Earlier today, it was revealed that the company building Australia’s National Broadband Network is exploring making the fastest consumer NBN plan a business-only offering, and developing a new plan for residential customers.
Dubbed as a “repositioning”, the new plan would see the 100/40Mbps NBN Premium speed tier restricted to business customers, with a new 110/20Mbps plan destined for consumers.
From one perspective, this approach has some merit – residential customers would prioritise faster download speeds ahead of upload speeds, as relatively few would need sustained upload speeds of 40 Mbps.
However, 20Mbps uploads are not especially quick. For customers who may back up their photos offline, who may record a lot of video, or who work remotely and require reasonable bandwidth in both directions, 40Mbps would be significantly more suitable than a 20Mbps product that would – in the real world – likely average slower still.

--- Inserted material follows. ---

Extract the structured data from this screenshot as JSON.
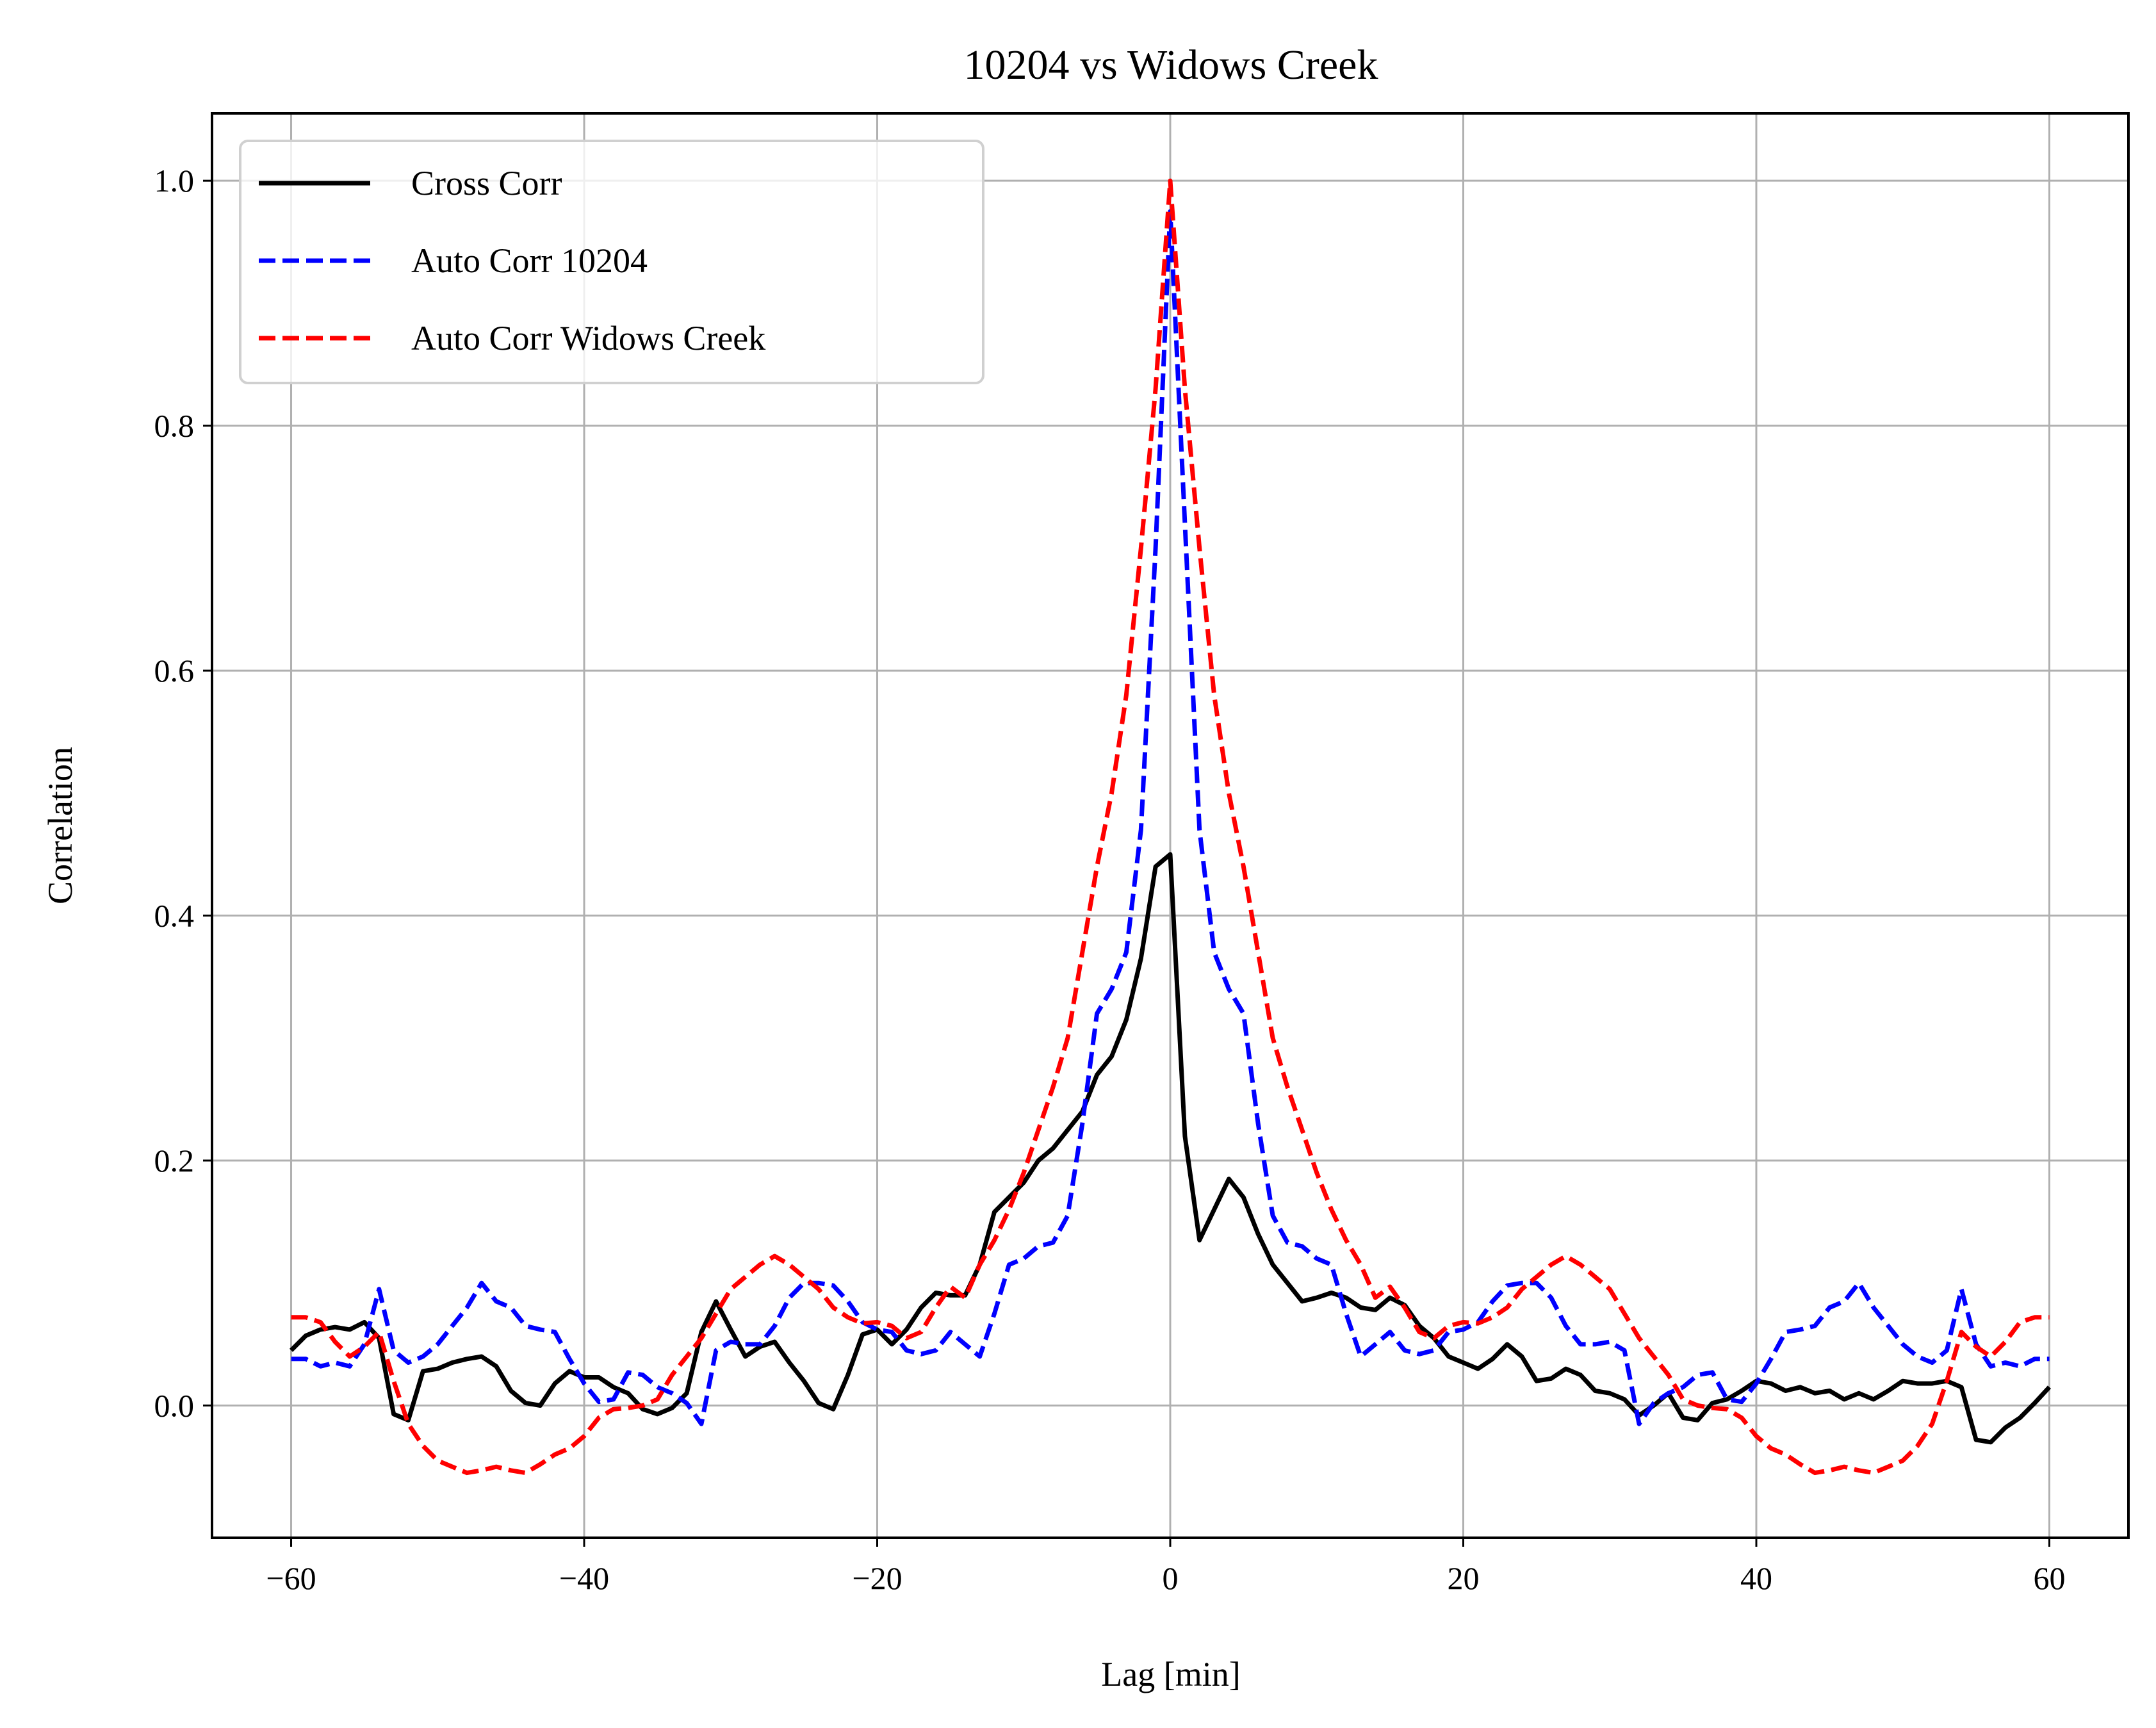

As IT News reported this morning, NBN Co’s general manager commercial Ken Walliss suggested that the extra uplink speed was underutilised.
“We’ve identified that residential customers tend not to use the 40Mbps upload speed on the current 100/40, so to provision a service of these dimensions adds costs from a wholesale and retail point of view,” he told iTnews.
When iTnews sought comment from NBN Co, it appeared to walk back from the proposed plan changes, suggesting it would be up to retail service providers to decide what products make up their offering.
However, if – as it appears would be the case – there’s changes to pricing for the plans, it would cost RSPs more to offer 100/40Mbps plans to residential customers, and that means those customers are going to be asked to pay more.
As a fairly “typical user”, who uploads photos, videos and more daily, and works remotely on occasion, there’s an argument each way about whether I really “need” 40Mbps upload speeds, but there’s another way to look at that question, too.
At the moment, I don’t have 40Mbps upload speeds, and I can think of a few activities I would be carrying out if I did – more working remotely, knowing that my home connection could handle voice and video streams. A 110/20Mbps product likely wouldn’t handle this nearly as well.
What do you think of the current NBN technology mix, and would you prefer a 100/40 plan or a 110/20 plan? Would you expect to pay more or less for the new 110/20 plans?